In what must be one of the most confused marketing strategies of all time, HP launched its iPad competitor at $499, then deep-discounted, discontinued and re-launched the device in the space of two months.

At the current selling price of $99 (£89 in the UK), the Wall Street Journal said the company is “losing $207 a pop”. Add to that the $1.2 billion that HP spent in July 2010 to acquire the Palm webOS smartphone operating system at the heart of the device and it is easy to see why shareholders are in for a rough ride.

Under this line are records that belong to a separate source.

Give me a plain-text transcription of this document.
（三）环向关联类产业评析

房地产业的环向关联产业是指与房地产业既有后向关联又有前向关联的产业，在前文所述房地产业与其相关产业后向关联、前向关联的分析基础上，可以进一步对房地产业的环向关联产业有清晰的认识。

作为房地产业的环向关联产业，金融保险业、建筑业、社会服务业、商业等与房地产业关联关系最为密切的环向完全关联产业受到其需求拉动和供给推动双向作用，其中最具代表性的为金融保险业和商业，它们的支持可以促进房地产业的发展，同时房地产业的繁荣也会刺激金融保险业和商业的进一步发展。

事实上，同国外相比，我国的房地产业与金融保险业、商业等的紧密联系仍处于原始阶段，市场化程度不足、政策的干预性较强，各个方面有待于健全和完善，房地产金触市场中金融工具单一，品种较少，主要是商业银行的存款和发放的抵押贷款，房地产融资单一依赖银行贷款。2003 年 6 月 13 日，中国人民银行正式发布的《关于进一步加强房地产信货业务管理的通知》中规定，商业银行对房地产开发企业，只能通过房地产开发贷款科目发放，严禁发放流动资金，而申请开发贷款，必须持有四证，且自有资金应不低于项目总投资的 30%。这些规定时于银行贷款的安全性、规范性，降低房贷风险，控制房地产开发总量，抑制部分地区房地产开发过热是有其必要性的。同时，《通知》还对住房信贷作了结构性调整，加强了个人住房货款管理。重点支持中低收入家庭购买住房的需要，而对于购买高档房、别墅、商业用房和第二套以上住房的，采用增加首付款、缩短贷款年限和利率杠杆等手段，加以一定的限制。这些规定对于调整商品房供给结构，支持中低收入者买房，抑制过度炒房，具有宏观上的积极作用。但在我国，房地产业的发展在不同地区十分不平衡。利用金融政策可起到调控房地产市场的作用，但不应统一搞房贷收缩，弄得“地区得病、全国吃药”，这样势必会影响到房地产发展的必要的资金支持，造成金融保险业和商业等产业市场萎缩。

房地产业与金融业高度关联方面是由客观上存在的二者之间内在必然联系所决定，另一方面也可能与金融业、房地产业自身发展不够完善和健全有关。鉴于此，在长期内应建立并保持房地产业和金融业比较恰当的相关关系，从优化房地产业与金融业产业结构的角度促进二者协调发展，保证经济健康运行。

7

It started so well. HP CEO Leo Apotheker called the TouchPad, “An unbelievably attractive and stunning technology” at its launch in June 2011, adding that would be followed by “wave after wave of technology for the webOS platform”.

Less than two months later, the TouchPad was available at fire-sale prices and only so long as stocks lasted. Samsung is said to be interested in picking up the webOS pieces and has already hired HP’s former VP Marketing Raymond Wah.

On the surface, another round went to Apple. The news from HP was a great boost for the future fortunes of new CEO Tim Cook, who can also rely on the iPad to retain its place in the tablet market, despite the rapid gains made by Android devices.

HP began life in the mid-1930s in a Palo Alto lockup garage and by the 1960s, the company was established as a founding member of the high-tech Silicon Valley community. Now HP is disposing of its PC assets, following the path previously taken by IBM, which sold its personal computing business to the Chinese multinational Lenovo in 2005.

Dell, once the darling of the high-tech sector, has struggled to launch a convincing tablet to compete with the iPad and declining sales of desktop and notebook computers will affect its business disproportionately.
Worst hit of all is Acer, which was renowned for its laptop computers but lost 25% of its US market share in 2011. It’s once-promising tablet has been plagued with problems and there are few signs that it will recover its market position.

With no Media Centre PCs to worry about and strong growth forecast for Connected TVs over the next four years, the home entertainment industry can afford to remain an onlooker. In some ways, the decline of the general-purpose computer could prove a boon to anyone worried about piracy. There are too many “holes” in a PC, through which pirated content can escape. The all-in-one connected TV, supplied with video entertainment from a digital locker in the Cloud or from terrestrial and satellite broadcasters, looks to be a much safer delivery mechanism.

Tablets and other “companion devices” will also have their place in delivering entertainment in the home and on the move. The Media Centre PC, however, such as the one from HP that was used to write this piece, may soon be nothing but a fond memory.